PETA assembled a report and sent it to the National Institutes of Health, alleging mistreatment of animals at Pitt research labs. The report prompted a Feb. 27 USDA investigation of labs at the University.

Released in early March after a “focused investigation” of specific Pitt labs, the USDA report said inspectors found “no non-compliant items … during this inspection.”

Despite the results of the USDA inspection, PETA senior vice president for laboratory investigations, Kathy Guillermo, condemned the findings as too narrow in scope.

The U.S. Department of Agriculture inspection report is not comprehensive and gives only a glimpse of some aspects of any laboratory,” she told the University Times. “It entirely excludes mice and rats — the species most used at the University of Pittsburgh — so federal inspectors didn’t even look at these animals. No experiment, no matter how painful, scientifically flawed or redundant is prohibited. So we’re not impressed.”

Along with other animal rights groups on campus and around the community, PETA organized a protest last Thursday focusing specifically on conditions in a lab in the Department of Critical Care Medicine studying sepsis — a medical condition in which the body injures its own organs while fighting an infection. The lab makes use of rodents in its experiments, which the protesters focused on.

Students from Carlow, Community College of Allegheny County and Pitt sat in cages at the corner of Forbes Avenue and Bigelow Boulevard. Some wore paper mouse masks and were silent, while others held signs proclaiming “Wasted $$$, Wasted Lives,” and attempted to interact with passers-by.

The argument that animal experiments in Pitt labs were not only cruel, but also wasteful, was the theme of protesters Thursday.

One student, rising Pitt senior and political science major Rosemary Geraghty who attended the protest as a member of the student group Panthers for Animal Welfare said that many of the people she interacted with were indifferent until told that the experiments contributed little to human health or welfare.

“A lot of people are more against it for the waste,” Geraghty said. “Most people can at least get behind that.”

Pitt’s statement contradicted this argument, citing a 2016 release from the Foundation for Biomedical Research that pointed out the contributions of experiments involving non-human primates to recent advances in medicine.

“The University’s animal research program has led to a number of breakthroughs in medical care,” the release said.
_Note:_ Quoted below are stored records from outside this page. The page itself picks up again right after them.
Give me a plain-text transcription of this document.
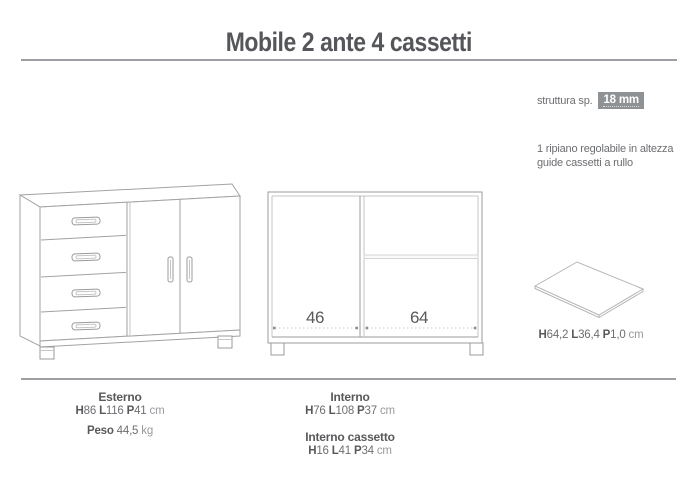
Mobile 2 ante 4 cassetti
struttura sp. 18 mm
1 ripiano regolabile in altezza
guide cassetti a rullo
46	64
H64,2 L36,4 P1,0 cm
Esterno
H86 L116 P41 cm
Peso 44,5 kg
Interno
H76 L108 P37 cm
Interno cassetto
H16 L41 P34 cm
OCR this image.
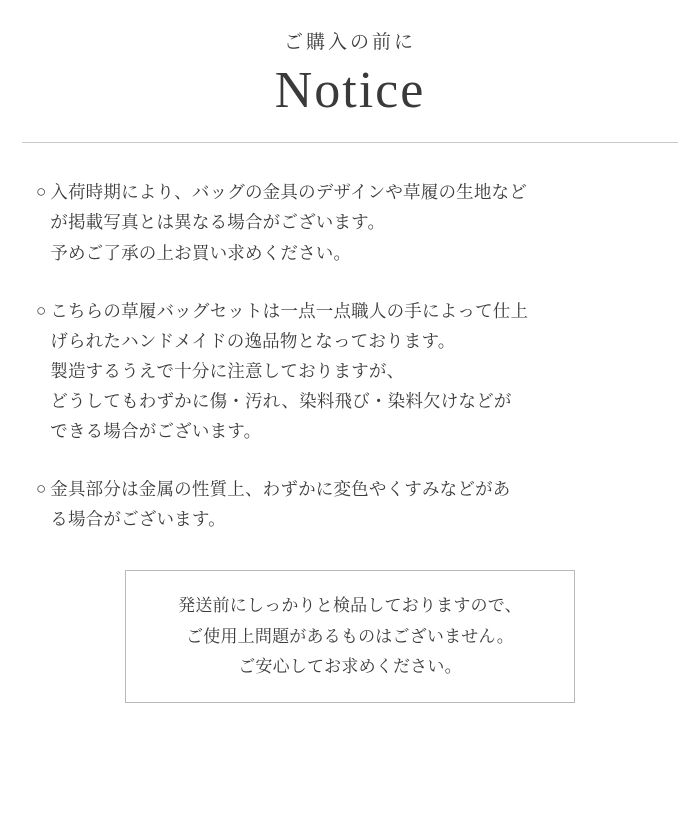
ご購入の前に
Notice
○ 入荷時期により、バッグの金具のデザインや草履の生地など
が掲載写真とは異なる場合がございます。
予めご了承の上お買い求めください。
○ こちらの草履バッグセットは一点一点職人の手によって仕上
げられたハンドメイドの逸品物となっております。
製造するうえで十分に注意しておりますが、
どうしてもわずかに傷・汚れ、染料飛び・染料欠けなどが
できる場合がございます。
○ 金具部分は金属の性質上、わずかに変色やくすみなどがあ
る場合がございます。
発送前にしっかりと検品しておりますので、
ご使用上問題があるものはございません。
ご安心してお求めください。
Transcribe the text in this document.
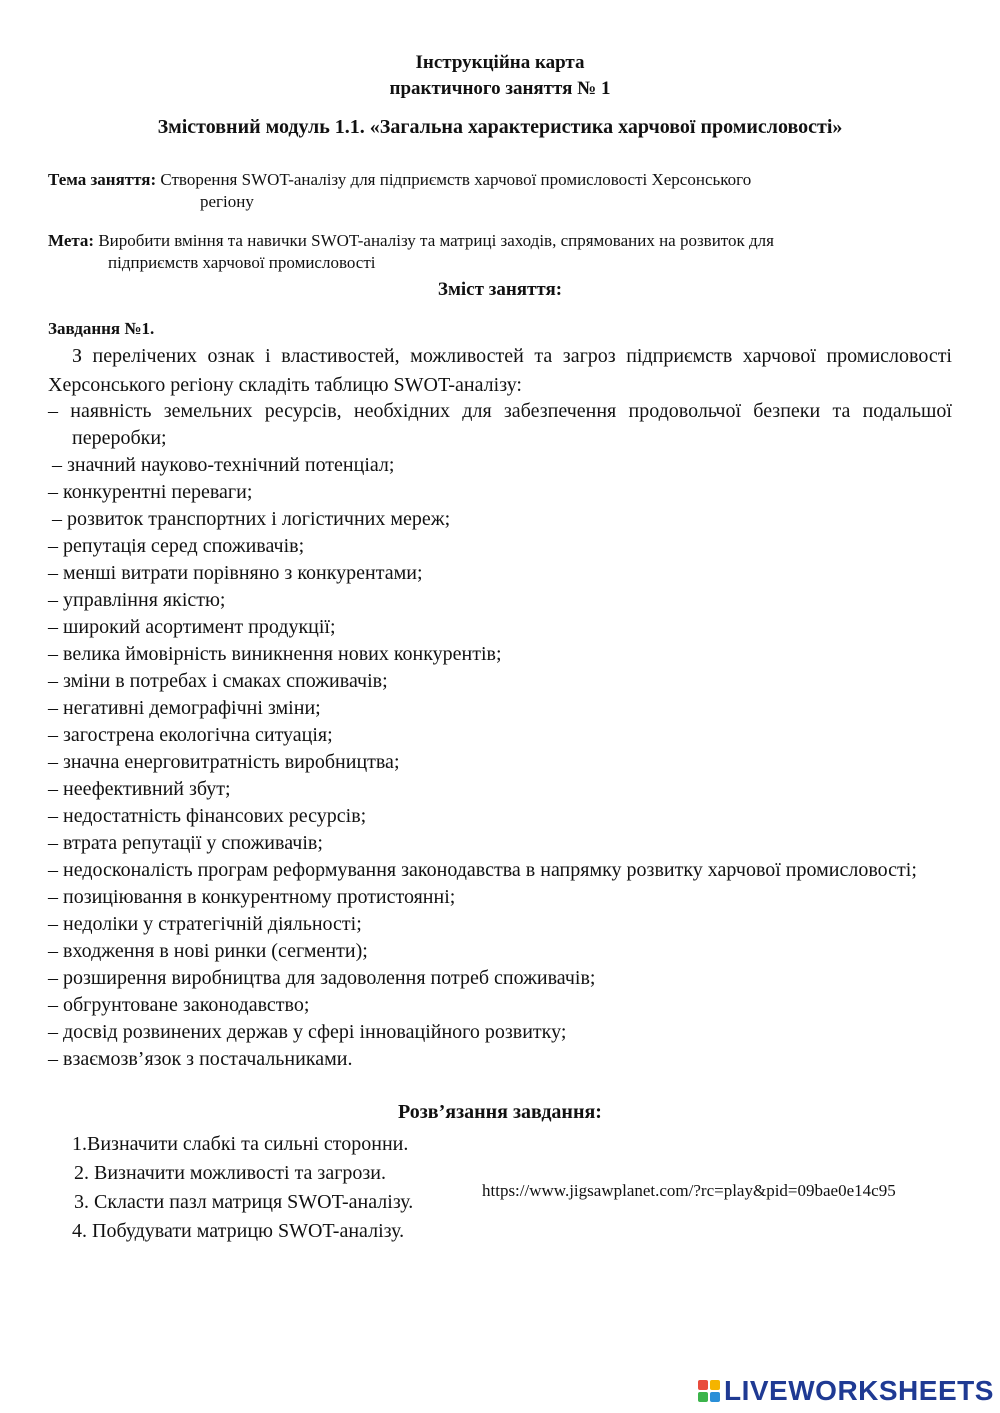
Інструкційна карта
практичного заняття № 1
Змістовний модуль 1.1. «Загальна характеристика харчової промисловості»
Тема заняття: Створення SWOT-аналізу для підприємств харчової промисловості Херсонського
регіону
Мета: Виробити вміння та навички SWOT-аналізу та матриці заходів, спрямованих на розвиток для
підприємств харчової промисловості
Зміст заняття:
Завдання №1.
З перелічених ознак і властивостей, можливостей та загроз підприємств харчової промисловості Херсонського регіону складіть таблицю SWOT-аналізу:
– наявність земельних ресурсів, необхідних для забезпечення продовольчої безпеки та подальшої переробки;
– значний науково-технічний потенціал;
– конкурентні переваги;
– розвиток транспортних і логістичних мереж;
– репутація серед споживачів;
– менші витрати порівняно з конкурентами;
– управління якістю;
– широкий асортимент продукції;
– велика ймовірність виникнення нових конкурентів;
– зміни в потребах і смаках споживачів;
– негативні демографічні зміни;
– загострена екологічна ситуація;
– значна енерговитратність виробництва;
– неефективний збут;
– недостатність фінансових ресурсів;
– втрата репутації у споживачів;
– недосконаліcть програм реформування законодавства в напрямку розвитку харчової промисловості;
– позиціювання в конкурентному протистоянні;
– недоліки у стратегічній діяльності;
– входження в нові ринки (сегменти);
– розширення виробництва для задоволення потреб споживачів;
– обгрунтоване законодавство;
– досвід розвинених держав у сфері інноваційного розвитку;
– взаємозв’язок з постачальниками.
Розв’язання завдання:
1.Визначити слабкі та сильні сторонни.
2. Визначити можливості та загрози.
3. Скласти пазл матриця SWOT-аналізу.
4. Побудувати матрицю SWOT-аналізу.
https://www.jigsawplanet.com/?rc=play&pid=09bae0e14c95
LIVEWORKSHEETS
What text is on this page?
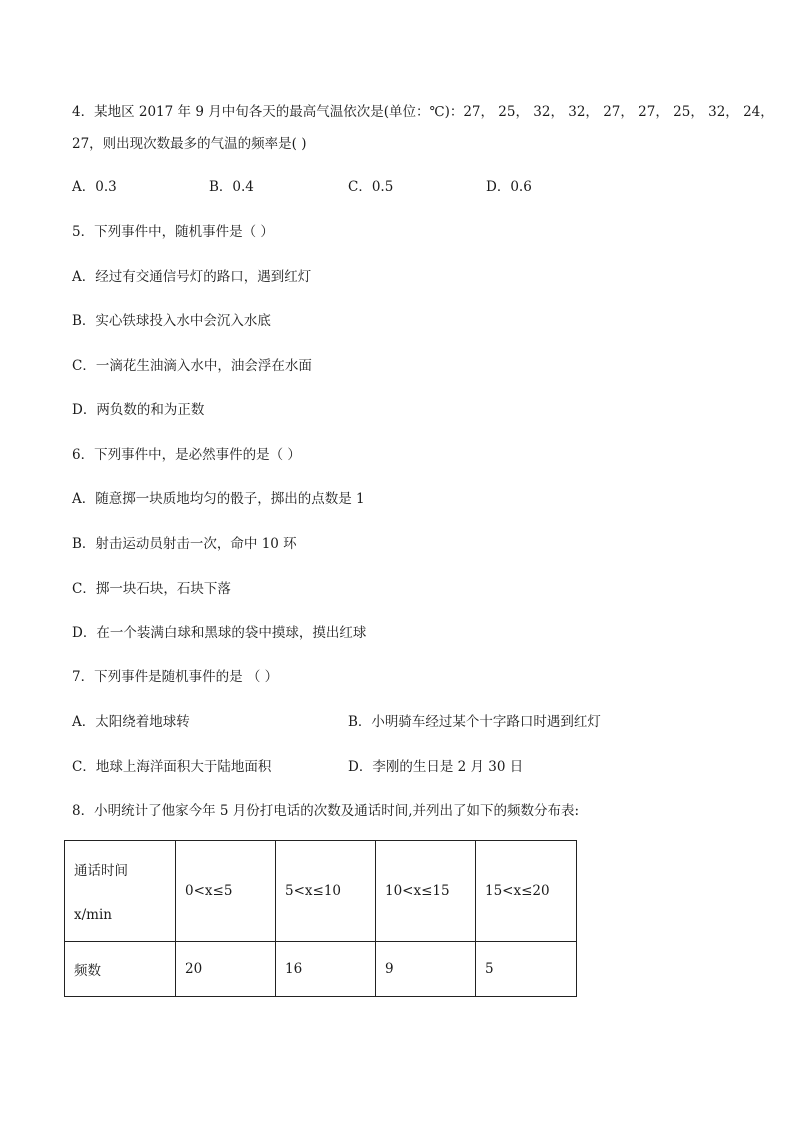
4．某地区 2017 年 9 月中旬各天的最高气温依次是(单位：℃)：27， 25， 32， 32， 27， 27， 25， 32， 24，
27，则出现次数最多的气温的频率是( )
A．0.3	B．0.4	C．0.5	D．0.6
5．下列事件中，随机事件是（ ）
A．经过有交通信号灯的路口，遇到红灯
B．实心铁球投入水中会沉入水底
C．一滴花生油滴入水中，油会浮在水面
D．两负数的和为正数
6．下列事件中，是必然事件的是（ ）
A．随意掷一块质地均匀的骰子，掷出的点数是 1
B．射击运动员射击一次，命中 10 环
C．掷一块石块，石块下落
D．在一个装满白球和黑球的袋中摸球，摸出红球
7．下列事件是随机事件的是 （ ）
A．太阳绕着地球转	B．小明骑车经过某个十字路口时遇到红灯
C．地球上海洋面积大于陆地面积	D．李刚的生日是 2 月 30 日
8．小明统计了他家今年 5 月份打电话的次数及通话时间,并列出了如下的频数分布表:
通话时间
x/min	0<x≤5	5<x≤10	10<x≤15	15<x≤20
频数	20	16	9	5
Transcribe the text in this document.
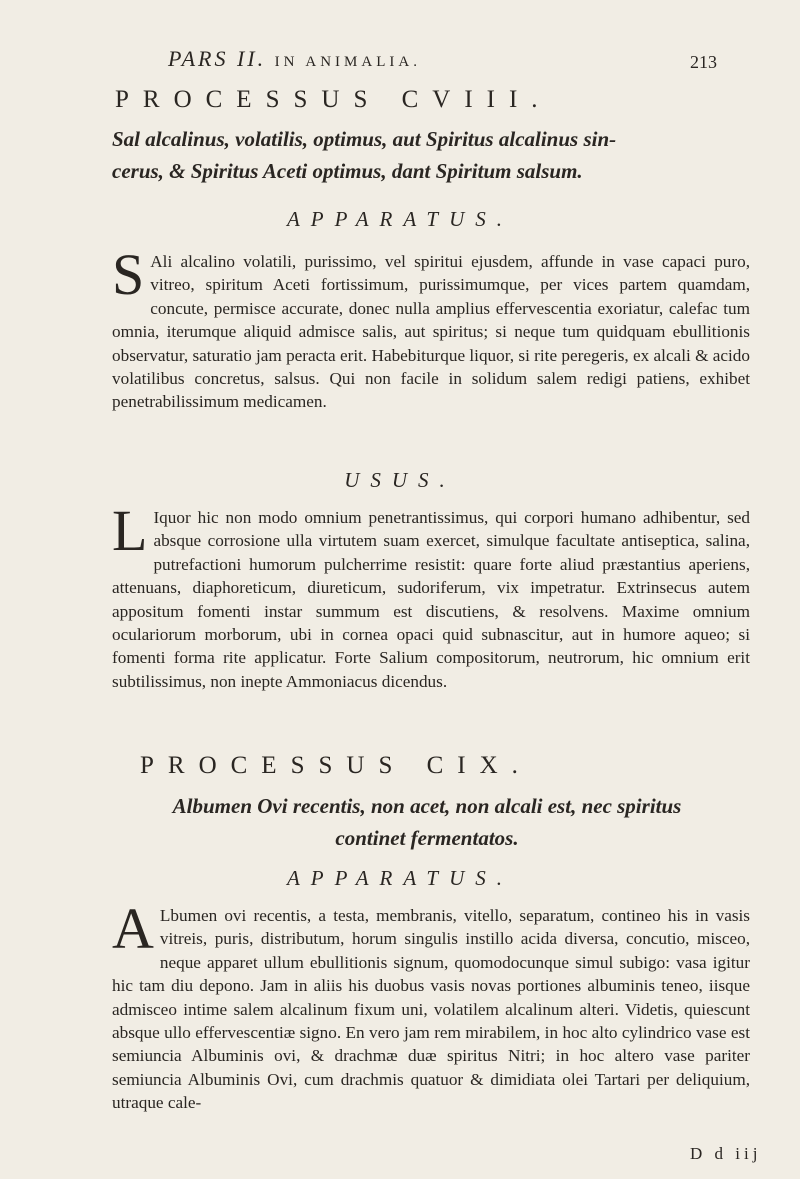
PARS II. IN ANIMALIA.	213
PROCESSUS CVIII.
Sal alcalinus, volatilis, optimus, aut Spiritus alcalinus sin-
cerus, & Spiritus Aceti optimus, dant Spiritum salsum.
APPARATUS.

S Ali alcalino volatili, purissimo, vel spiritui ejusdem, affunde in vase capaci puro, vitreo, spiritum Aceti fortissimum, purissimumque, per vices partem quamdam, concute, permisce accurate, donec nulla amplius effervescentia exoriatur, calefac tum omnia, iterumque aliquid admisce salis, aut spiritus; si neque tum quidquam ebullitionis observatur, saturatio jam peracta erit. Habebiturque liquor, si rite peregeris, ex alcali & acido volatilibus concretus, salsus. Qui non facile in solidum salem redigi patiens, exhibet penetrabilissimum medicamen.

USUS.

L Iquor hic non modo omnium penetrantissimus, qui corpori humano adhibentur, sed absque corrosione ulla virtutem suam exercet, simulque facultate antiseptica, salina, putrefactioni humorum pulcherrime resistit: quare forte aliud præstantius aperiens, attenuans, diaphoreticum, diureticum, sudoriferum, vix impetratur. Extrinsecus autem appositum fomenti instar summum est discutiens, & resolvens. Maxime omnium oculariorum morborum, ubi in cornea opaci quid subnascitur, aut in humore aqueo; si fomenti forma rite applicatur. Forte Salium compositorum, neutrorum, hic omnium erit subtilissimus, non inepte Ammoniacus dicendus.

PROCESSUS CIX.
Albumen Ovi recentis, non acet, non alcali est, nec spiritus
continet fermentatos.
APPARATUS.

A Lbumen ovi recentis, a testa, membranis, vitello, separatum, contineo his in vasis vitreis, puris, distributum, horum singulis instillo acida diversa, concutio, misceo, neque apparet ullum ebullitionis signum, quomodocunque simul subigo: vasa igitur hic tam diu depono. Jam in aliis his duobus vasis novas portiones albuminis teneo, iisque admisceo intime salem alcalinum fixum uni, volatilem alcalinum alteri. Videtis, quiescunt absque ullo effervescentiæ signo. En vero jam rem mirabilem, in hoc alto cylindrico vase est semiuncia Albuminis ovi, & drachmæ duæ spiritus Nitri; in hoc altero vase pariter semiuncia Albuminis Ovi, cum drachmis quatuor & dimidiata olei Tartari per deliquium, utraque cale-

D d iij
Ashley Byrne, associate director of campaigns at PETA who was present at the protest, suggested that funding for sepsis experimentation on mice and rats amounted to a misuse of resources.

“This is not going to benefit people,” Byrne said. “These are resources that could be going to better places.”

A 2013 study funded and published by the National Institutes of Health found that 150 of the drugs developed over the past several decades to treat sepsis succeeded in mice, but failed in human trials. The conclusion was that reactions to sepsis in mice don’t always mirror those in humans.

Protesters continued to make demands that the lab either cease experiments on animals or face loss of funding — something Guillermo initially requested in March.

“We’re asking for Pitt to end these experiments immediately and to start using modern methods,” Byrne said.